Load balancing is a server type of application, normally ganged NIC's with the same IP with control software for balancing.

I do not believe that this is available natively in XP, but could be mistken. I also do not believe that just having 2 NIC's that XP will use them both, normally. There are bridges that you can configure, but you did not reference this.

See these links on Load Balancing.






rvnguy
"I know everything..I just can't remember it all
 
Thanks for your response, rvnguy. The links were very helpfull, specially the 2nd and the 3rd.
I'm migrating from a similar solution on Linux and thought it could be done without additional software. My main objective was fault tolerance, but load balance would be good too.
With the configuration I have, when one of the NICs is disabled the software hangs up, but if i kill its proccess the network is working normally and I can run it again. It's not perfect but solves my problem until I find a better solution. :)
 
Guess I don't understand...

I use a wired connection, have for a decade, without concerns of dropping or function.

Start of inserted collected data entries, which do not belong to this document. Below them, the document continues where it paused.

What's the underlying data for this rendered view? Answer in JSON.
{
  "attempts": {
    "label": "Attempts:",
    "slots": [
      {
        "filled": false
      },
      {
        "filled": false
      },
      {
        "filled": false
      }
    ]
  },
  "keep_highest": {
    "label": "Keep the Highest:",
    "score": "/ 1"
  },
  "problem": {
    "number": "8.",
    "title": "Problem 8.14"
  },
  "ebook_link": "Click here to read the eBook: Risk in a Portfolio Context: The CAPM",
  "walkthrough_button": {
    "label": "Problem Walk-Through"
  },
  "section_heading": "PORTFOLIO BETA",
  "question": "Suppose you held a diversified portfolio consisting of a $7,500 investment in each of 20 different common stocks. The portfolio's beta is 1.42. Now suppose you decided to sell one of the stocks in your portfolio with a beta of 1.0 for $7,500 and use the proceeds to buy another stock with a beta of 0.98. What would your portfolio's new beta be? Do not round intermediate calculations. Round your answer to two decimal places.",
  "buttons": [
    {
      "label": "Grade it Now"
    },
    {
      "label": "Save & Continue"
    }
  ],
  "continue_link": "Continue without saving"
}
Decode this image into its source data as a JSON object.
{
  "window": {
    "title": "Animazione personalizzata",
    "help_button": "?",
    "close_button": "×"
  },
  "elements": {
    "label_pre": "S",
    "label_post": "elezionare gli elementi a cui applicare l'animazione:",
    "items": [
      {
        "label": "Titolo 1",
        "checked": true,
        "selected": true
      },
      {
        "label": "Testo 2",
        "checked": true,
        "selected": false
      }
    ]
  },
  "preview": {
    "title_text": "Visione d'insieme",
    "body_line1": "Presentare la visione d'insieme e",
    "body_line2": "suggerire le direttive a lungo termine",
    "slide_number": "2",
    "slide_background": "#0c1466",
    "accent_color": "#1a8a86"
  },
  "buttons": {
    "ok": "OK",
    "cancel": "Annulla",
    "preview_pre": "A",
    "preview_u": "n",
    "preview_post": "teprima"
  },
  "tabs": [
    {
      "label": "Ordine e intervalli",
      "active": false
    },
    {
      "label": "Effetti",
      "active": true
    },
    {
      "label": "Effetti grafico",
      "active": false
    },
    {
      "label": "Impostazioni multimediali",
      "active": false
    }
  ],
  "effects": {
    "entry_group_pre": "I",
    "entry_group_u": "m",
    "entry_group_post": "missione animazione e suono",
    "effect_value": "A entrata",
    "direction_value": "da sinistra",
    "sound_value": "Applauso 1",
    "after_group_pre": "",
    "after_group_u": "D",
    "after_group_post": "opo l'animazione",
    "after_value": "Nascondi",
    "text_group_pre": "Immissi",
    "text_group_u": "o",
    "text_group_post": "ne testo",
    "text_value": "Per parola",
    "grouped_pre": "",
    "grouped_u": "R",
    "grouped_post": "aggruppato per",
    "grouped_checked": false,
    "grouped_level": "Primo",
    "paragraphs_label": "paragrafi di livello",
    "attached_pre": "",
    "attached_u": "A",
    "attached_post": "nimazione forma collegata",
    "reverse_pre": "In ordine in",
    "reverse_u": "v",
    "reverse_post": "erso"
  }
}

If you have a hard connection, why do you require redundancy in a workstation?

rvnguy
"I know everything..I just can't remember it all
 
I know it seems not necessary, but my client has a wired network with about 30 workstations and many problems in an old building, and after this client contracted me I had 5 days to make this network work well.
As the cabling is very far from the norms, together with electric cables in many points and without any protection, it would take more than it to be redone (there are other things to be done beyond the network).
I installed the wireless network but it's not perfect yet, because there is still a strange interference some times.
These 3 workstations are the critical ones, and the fault tolerance is necessary only while neither of the two networks are trustworthy.